Ein paar Wochen später rastet er in einer Radebeuler Tanzschule aus, schreit einen Mann an, der fahre "wie ein Schwein". Dann geht er auf den Parkplatz, beschädigt ein Auto. Es ist aber gar nicht das Fahrzeug dieses Mannes. Bei den Besitzern hat er sich inzwischen entschuldigt und den Schaden von 323 Euro beglichen.

Sein Alkoholismus bringt den Deutschen nicht nur vor Gericht, auch seine erst Ende 2019 geschlossene Ehe leidet darunter. "Wenn du so weitermachst, geht unsere Ehe vor die Hunde", habe seine Frau gedroht. Das hat wohl Wirkung gezeigt. Er macht jetzt eine ambulante Therapie. "Ich hoffe, dass ich bis zum Lebensende nicht mehr saufe und niemanden mehr beleidige", sagt er.

Der Radebeuler sitzt nicht das erste Mal vor Gericht. Er wurde schon wegen gefährlichen Eingriffs in den Straßenverkehr - auch da war er betrunken -, vorsätzlicher gefährlicher Körperverletzung und Widerstandes gegen Polizisten zu einer Haftstrafe von einem Jahr verurteilt. Die Strafe wurde zur Bewährung ausgesetzt.
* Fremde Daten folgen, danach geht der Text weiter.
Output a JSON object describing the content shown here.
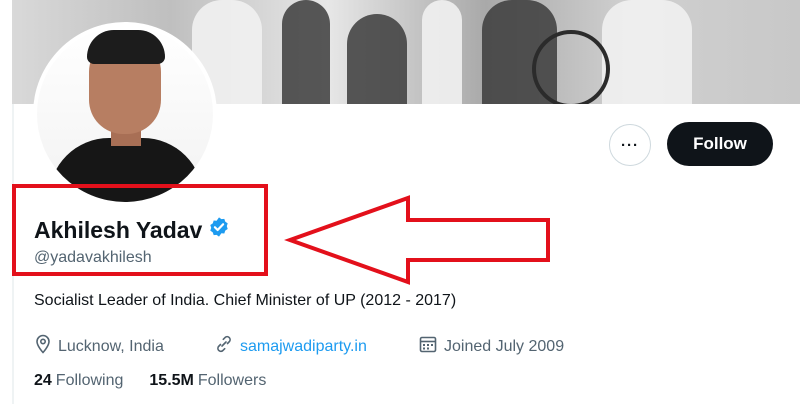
{
  "profile": {
    "name": "Akhilesh Yadav",
    "handle": "@yadavakhilesh",
    "bio": "Socialist Leader of India. Chief Minister of UP (2012 - 2017)",
    "location": "Lucknow, India",
    "website": "samajwadiparty.in",
    "joined": "Joined July 2009",
    "following_count": "24",
    "following_label": "Following",
    "followers_count": "15.5M",
    "followers_label": "Followers"
  },
  "actions": {
    "follow_label": "Follow",
    "more_label": "···"
  },
  "colors": {
    "verified": "#1d9bf0",
    "link": "#1d9bf0",
    "annotation": "#e3101b",
    "button_dark": "#0f1419"
  },
  "icons": {
    "verified": "verified-badge-icon",
    "location": "location-pin-icon",
    "website": "link-icon",
    "joined": "calendar-icon",
    "more": "more-dots-icon"
  }
}
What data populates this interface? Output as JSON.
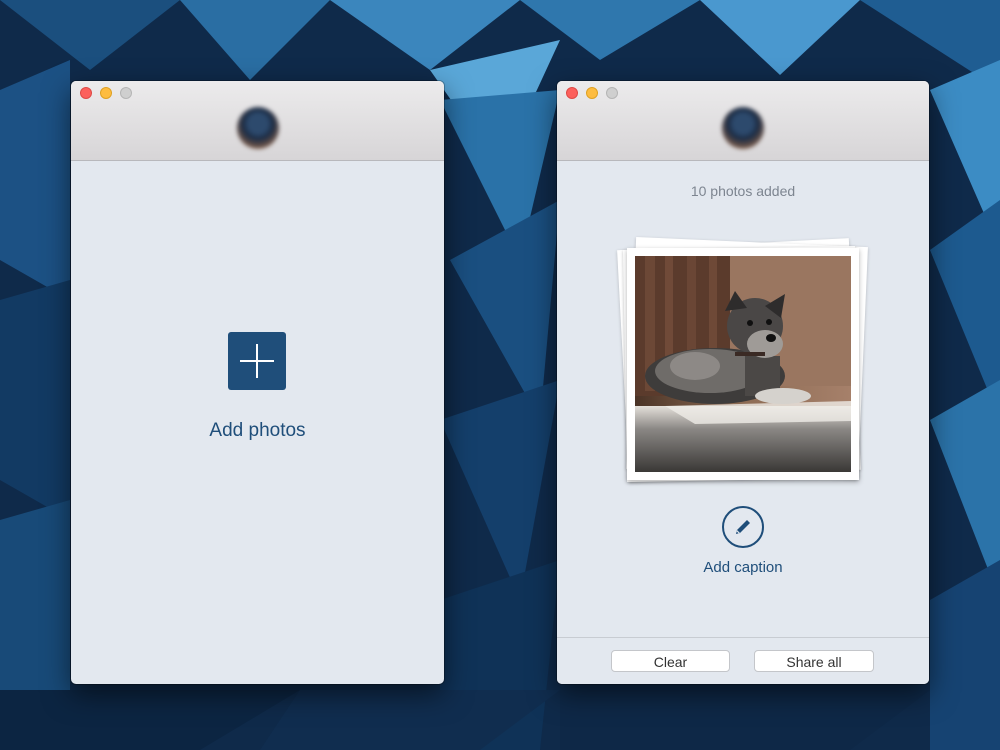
{
  "windows": {
    "left": {
      "add_photos_label": "Add photos"
    },
    "right": {
      "photos_count": "10 photos added",
      "add_caption_label": "Add caption",
      "buttons": {
        "clear": "Clear",
        "share_all": "Share all"
      }
    }
  },
  "colors": {
    "accent": "#1f4e7a",
    "window_bg": "#e3e8ef",
    "close": "#fc605c",
    "minimize": "#fdbc40",
    "zoom_disabled": "#cfcfcf"
  },
  "icons": {
    "add": "plus-icon",
    "caption": "pencil-icon"
  }
}
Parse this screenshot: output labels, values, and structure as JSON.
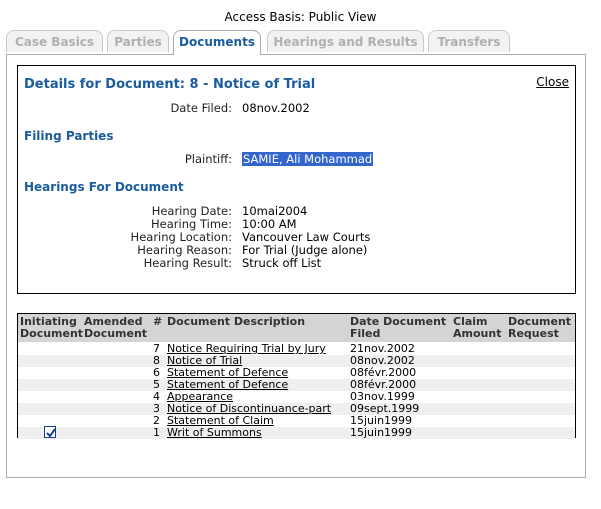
{
  "access_basis": "Access Basis: Public View",
  "tabs": [
    {
      "label": "Case Basics",
      "active": false
    },
    {
      "label": "Parties",
      "active": false
    },
    {
      "label": "Documents",
      "active": true
    },
    {
      "label": "Hearings and Results",
      "active": false
    },
    {
      "label": "Transfers",
      "active": false
    }
  ],
  "details": {
    "title": "Details for Document: 8 - Notice of Trial",
    "close_label": "Close",
    "date_filed_label": "Date Filed:",
    "date_filed": "08nov.2002",
    "filing_parties_heading": "Filing Parties",
    "plaintiff_label": "Plaintiff:",
    "plaintiff": "SAMIE, Ali Mohammad",
    "hearings_heading": "Hearings For Document",
    "hearing": {
      "date_label": "Hearing Date:",
      "date": "10mai2004",
      "time_label": "Hearing Time:",
      "time": "10:00 AM",
      "location_label": "Hearing Location:",
      "location": "Vancouver Law Courts",
      "reason_label": "Hearing Reason:",
      "reason": "For Trial (Judge alone)",
      "result_label": "Hearing Result:",
      "result": "Struck off List"
    }
  },
  "table": {
    "headers": {
      "initiating_1": "Initiating",
      "initiating_2": "Document",
      "amended_1": "Amended",
      "amended_2": "Document",
      "num": "#",
      "desc": "Document Description",
      "date_1": "Date Document",
      "date_2": "Filed",
      "claim_1": "Claim",
      "claim_2": "Amount",
      "req_1": "Document",
      "req_2": "Request"
    },
    "rows": [
      {
        "num": "7",
        "desc": "Notice Requiring Trial by Jury",
        "date": "21nov.2002"
      },
      {
        "num": "8",
        "desc": "Notice of Trial",
        "date": "08nov.2002"
      },
      {
        "num": "6",
        "desc": "Statement of Defence",
        "date": "08févr.2000"
      },
      {
        "num": "5",
        "desc": "Statement of Defence",
        "date": "08févr.2000"
      },
      {
        "num": "4",
        "desc": "Appearance",
        "date": "03nov.1999"
      },
      {
        "num": "3",
        "desc": "Notice of Discontinuance-part",
        "date": "09sept.1999"
      },
      {
        "num": "2",
        "desc": "Statement of Claim",
        "date": "15juin1999"
      },
      {
        "num": "1",
        "desc": "Writ of Summons",
        "date": "15juin1999",
        "initiating": true
      }
    ]
  }
}
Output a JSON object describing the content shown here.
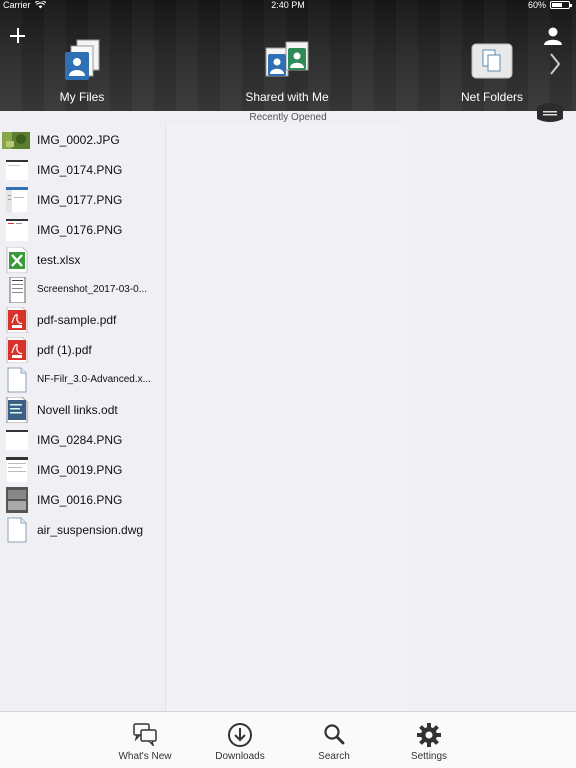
{
  "status": {
    "carrier": "Carrier",
    "time": "2:40 PM",
    "battery": "60%",
    "battery_level": 0.6
  },
  "header": {
    "tabs": [
      {
        "label": "My Files",
        "icon": "my-files-icon"
      },
      {
        "label": "Shared with Me",
        "icon": "shared-with-me-icon"
      },
      {
        "label": "Net Folders",
        "icon": "net-folders-icon"
      }
    ],
    "section_title": "Recently Opened"
  },
  "files": [
    {
      "name": "IMG_0002.JPG",
      "icon": "photo-thumbnail"
    },
    {
      "name": "IMG_0174.PNG",
      "icon": "screenshot-thumbnail"
    },
    {
      "name": "IMG_0177.PNG",
      "icon": "screenshot-thumbnail"
    },
    {
      "name": "IMG_0176.PNG",
      "icon": "screenshot-thumbnail"
    },
    {
      "name": "test.xlsx",
      "icon": "excel-icon"
    },
    {
      "name": "Screenshot_2017-03-0...",
      "icon": "screenshot-thumbnail"
    },
    {
      "name": "pdf-sample.pdf",
      "icon": "pdf-icon"
    },
    {
      "name": "pdf (1).pdf",
      "icon": "pdf-icon"
    },
    {
      "name": "NF-Filr_3.0-Advanced.x...",
      "icon": "generic-file-icon"
    },
    {
      "name": "Novell links.odt",
      "icon": "document-icon"
    },
    {
      "name": "IMG_0284.PNG",
      "icon": "screenshot-thumbnail"
    },
    {
      "name": "IMG_0019.PNG",
      "icon": "screenshot-thumbnail"
    },
    {
      "name": "IMG_0016.PNG",
      "icon": "screenshot-thumbnail"
    },
    {
      "name": "air_suspension.dwg",
      "icon": "generic-file-icon"
    }
  ],
  "tabbar": [
    {
      "label": "What's New",
      "icon": "chat-bubbles-icon"
    },
    {
      "label": "Downloads",
      "icon": "download-icon"
    },
    {
      "label": "Search",
      "icon": "search-icon"
    },
    {
      "label": "Settings",
      "icon": "gear-icon"
    }
  ],
  "colors": {
    "header_bg": "#2a2a2a",
    "accent_blue": "#2f6fb3",
    "accent_green": "#2e8b57",
    "pdf_red": "#d9322b",
    "excel_green": "#3a9a3a"
  }
}
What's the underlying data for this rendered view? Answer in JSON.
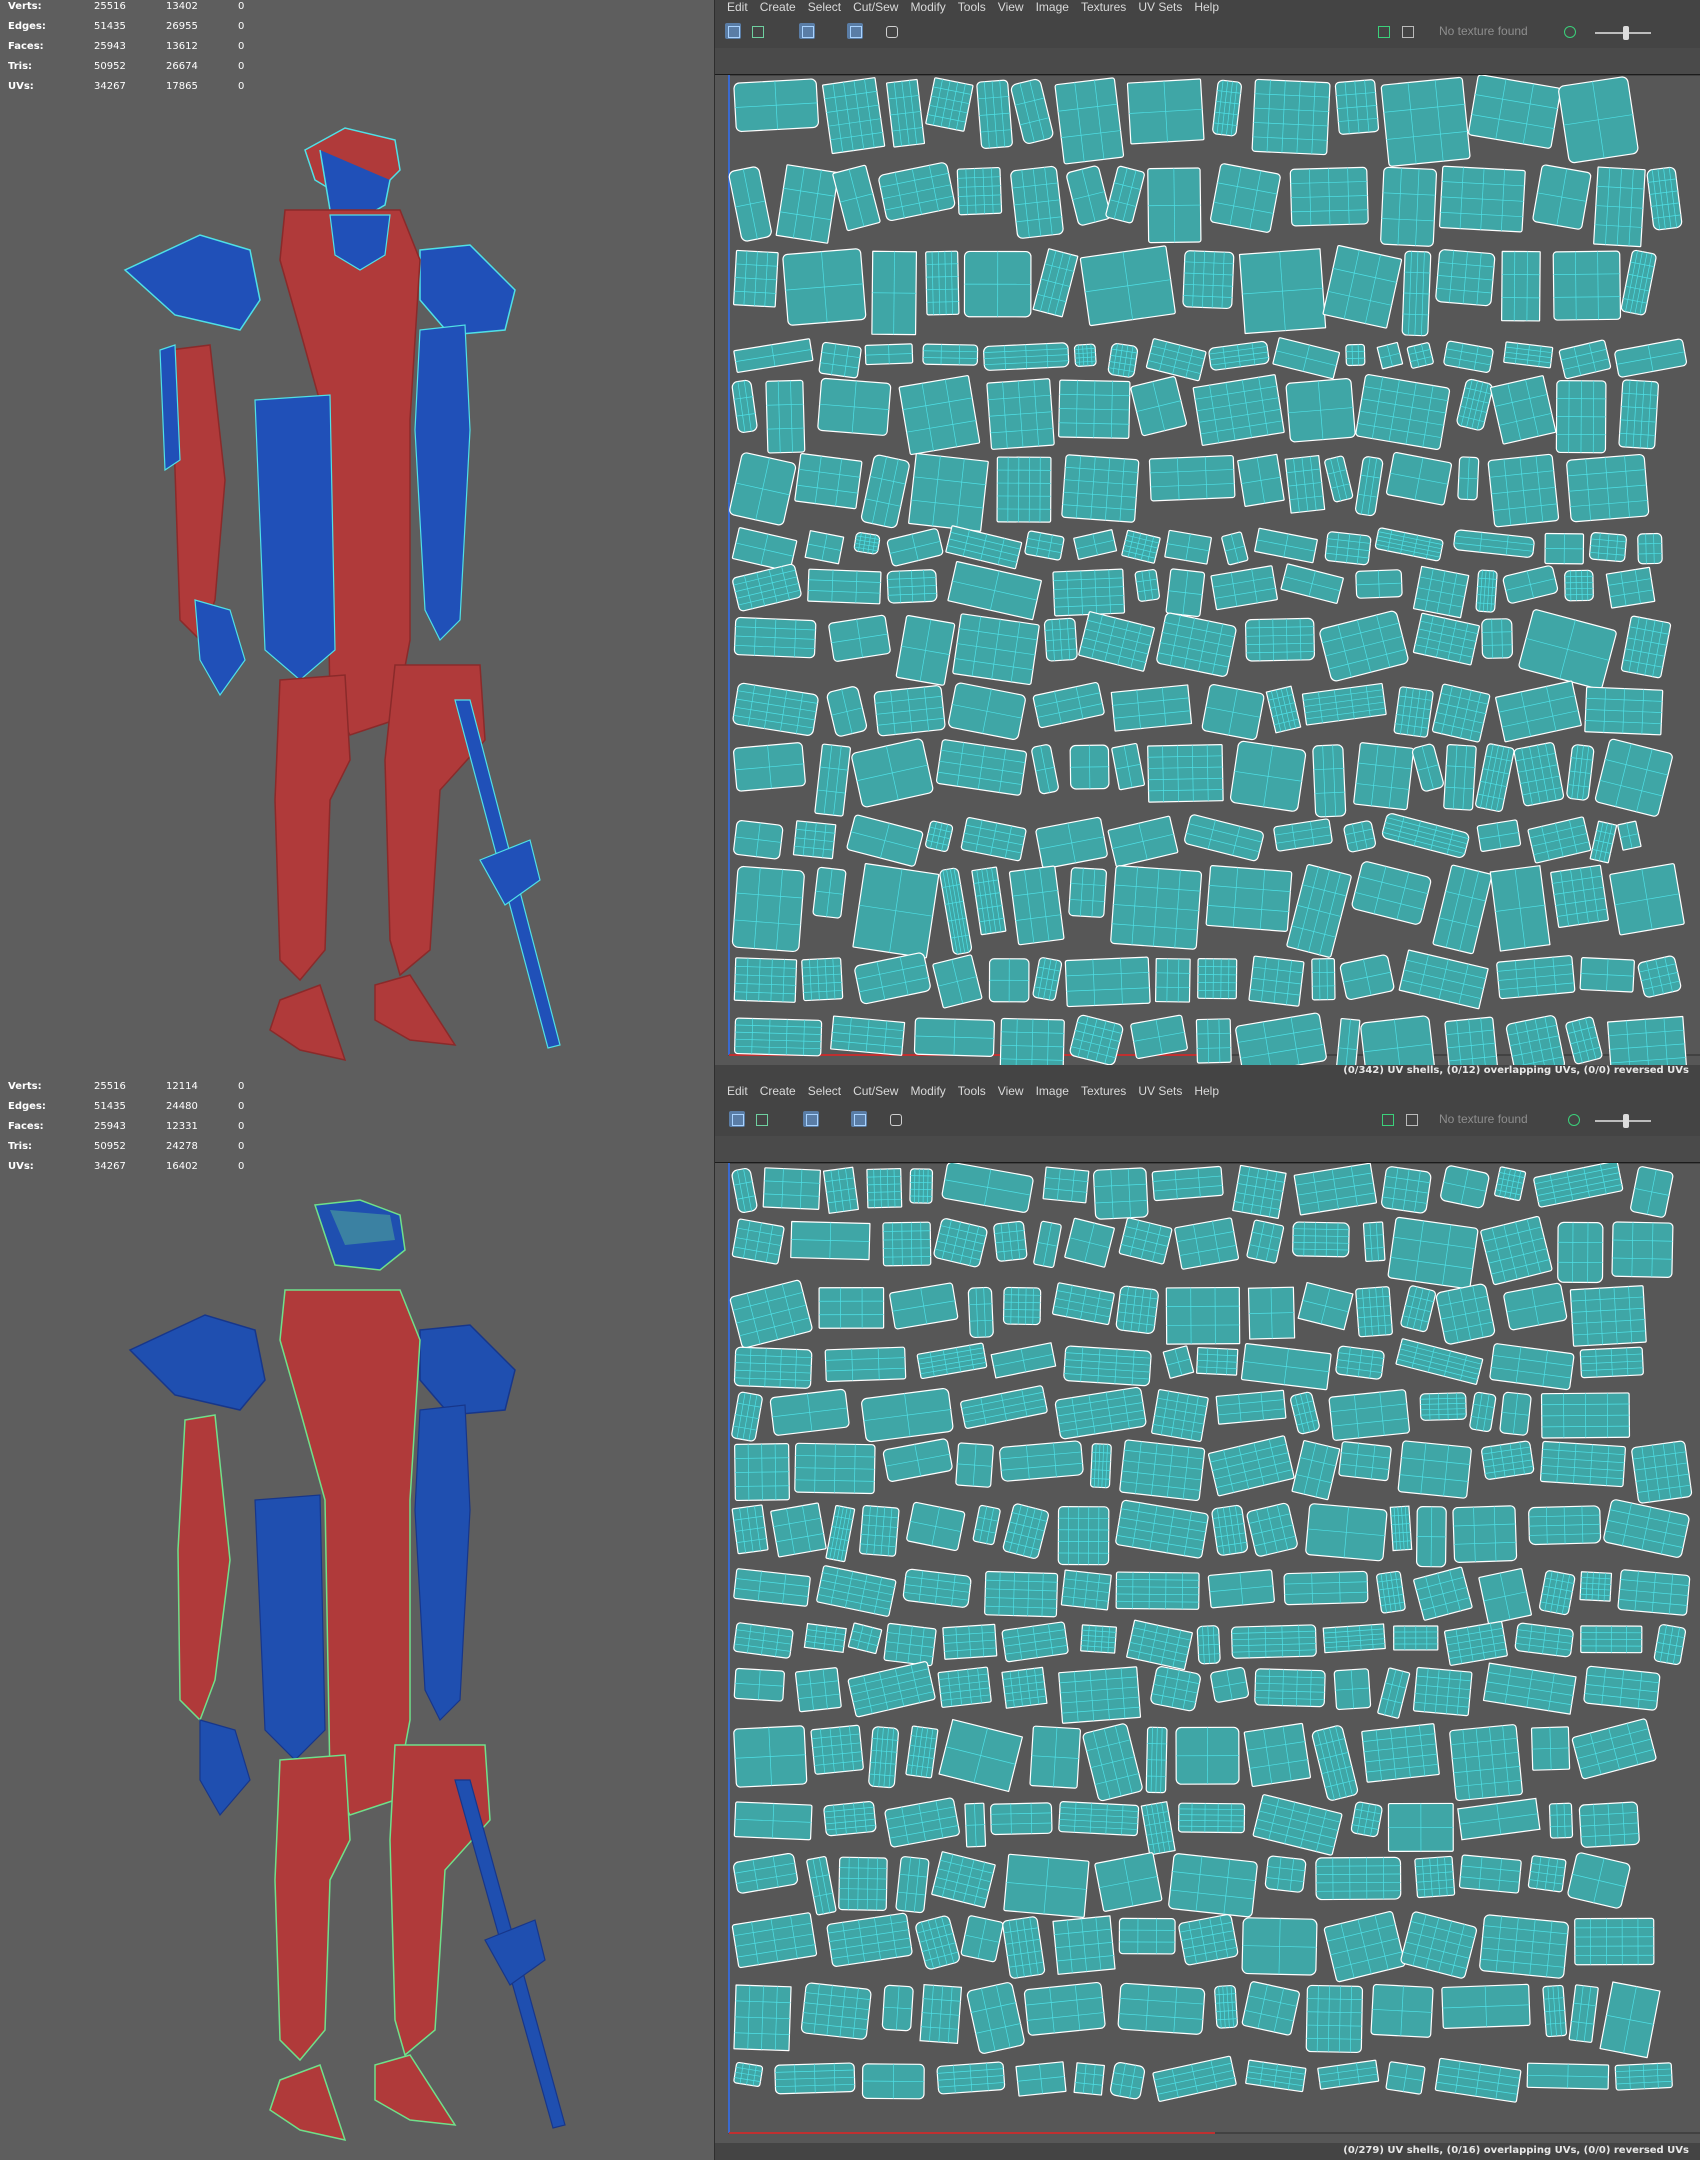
{
  "top": {
    "stats": [
      {
        "label": "Verts:",
        "v1": "25516",
        "v2": "13402",
        "v3": "0"
      },
      {
        "label": "Edges:",
        "v1": "51435",
        "v2": "26955",
        "v3": "0"
      },
      {
        "label": "Faces:",
        "v1": "25943",
        "v2": "13612",
        "v3": "0"
      },
      {
        "label": "Tris:",
        "v1": "50952",
        "v2": "26674",
        "v3": "0"
      },
      {
        "label": "UVs:",
        "v1": "34267",
        "v2": "17865",
        "v3": "0"
      }
    ],
    "menu": [
      "Edit",
      "Create",
      "Select",
      "Cut/Sew",
      "Modify",
      "Tools",
      "View",
      "Image",
      "Textures",
      "UV Sets",
      "Help"
    ],
    "texture_status": "No texture found",
    "status": "(0/342) UV shells, (0/12) overlapping UVs, (0/0) reversed UVs"
  },
  "bottom": {
    "stats": [
      {
        "label": "Verts:",
        "v1": "25516",
        "v2": "12114",
        "v3": "0"
      },
      {
        "label": "Edges:",
        "v1": "51435",
        "v2": "24480",
        "v3": "0"
      },
      {
        "label": "Faces:",
        "v1": "25943",
        "v2": "12331",
        "v3": "0"
      },
      {
        "label": "Tris:",
        "v1": "50952",
        "v2": "24278",
        "v3": "0"
      },
      {
        "label": "UVs:",
        "v1": "34267",
        "v2": "16402",
        "v3": "0"
      }
    ],
    "menu": [
      "Edit",
      "Create",
      "Select",
      "Cut/Sew",
      "Modify",
      "Tools",
      "View",
      "Image",
      "Textures",
      "UV Sets",
      "Help"
    ],
    "texture_status": "No texture found",
    "status": "(0/279) UV shells, (0/16) overlapping UVs, (0/0) reversed UVs"
  },
  "colors": {
    "viewport_bg": "#5e5e5e",
    "uv_shell_fill": "#3fa6a6",
    "uv_wire": "#4fe0e6",
    "model_red": "#b03a3a",
    "model_blue": "#1f4fb0",
    "wire_green": "#6fe08a"
  },
  "icons": [
    "uv-editor-icon",
    "checker-icon",
    "texture-icon",
    "camera-icon",
    "snapshot-icon"
  ]
}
Verurteilt wurde er am Amtsgericht Meißen im Frühjahr 2004. Die Tat selbst geschah fünf Jahre zuvor. Dann war lange Zeit Ruhe. 2013 wird er erneut verurteilt. Wegen Trunkenheit im Verkehr. Diesmal kommt er mit einer Geldstrafe davon. Und die Fahrerlaubnis ist weg.

Geständnis und Reue zahlen sich aus

Der Antrag des Staatsanwaltes ist relativ gemäßigt. Er fordert wegen Trunkenheit im Verkehr, Beleidigung, Bedrohung in zwei Fällen und Sachbeschädigung eine Geldstrafe von 3.400 Euro. Die Fahrerlaubnis soll entzogen werden, der Führerschein, der sich seit dem Vorfall in amtlicher Verwahrung befindet eingezogen werden. Nicht vor Ablauf von noch 14 Monaten soll ihm die Behörde eine neue Fahrerlaubnis erteilen dürfen.

Damit kann sich auch der Verteidiger anfreunden. "Mein Mandant hat sich mit seltener Klarheit geäußert. Unter dem Druck, seine Existenz und seine Ehe zu verlieren, bekämpft er jetzt die Ursachen", sagt er.

Die Richterin verurteilt den Radebeuler zu der beantragten Strafe. Damit wird er wie ein Ersttäter behandelt. Die Geldstrafe von 85 Tagessätzen zu je 40 Euro wird nicht ins Führungszeugnis eingetragen, dies ist erst bei mehr als 90 Tagesätzen der Fall. Ob er nach den 14 Monaten wieder eine Fahrerlaubnis erhält, hängt von einer erfolgreich bestandenen medizinisch-psychologischen Untersuchung, dem sogenannten "Idiotentest", ab.

Eines zeigte die Verhandlung deutlich: Ein Geständnis und ehrliche Reue zahlen sich vor Gericht aus.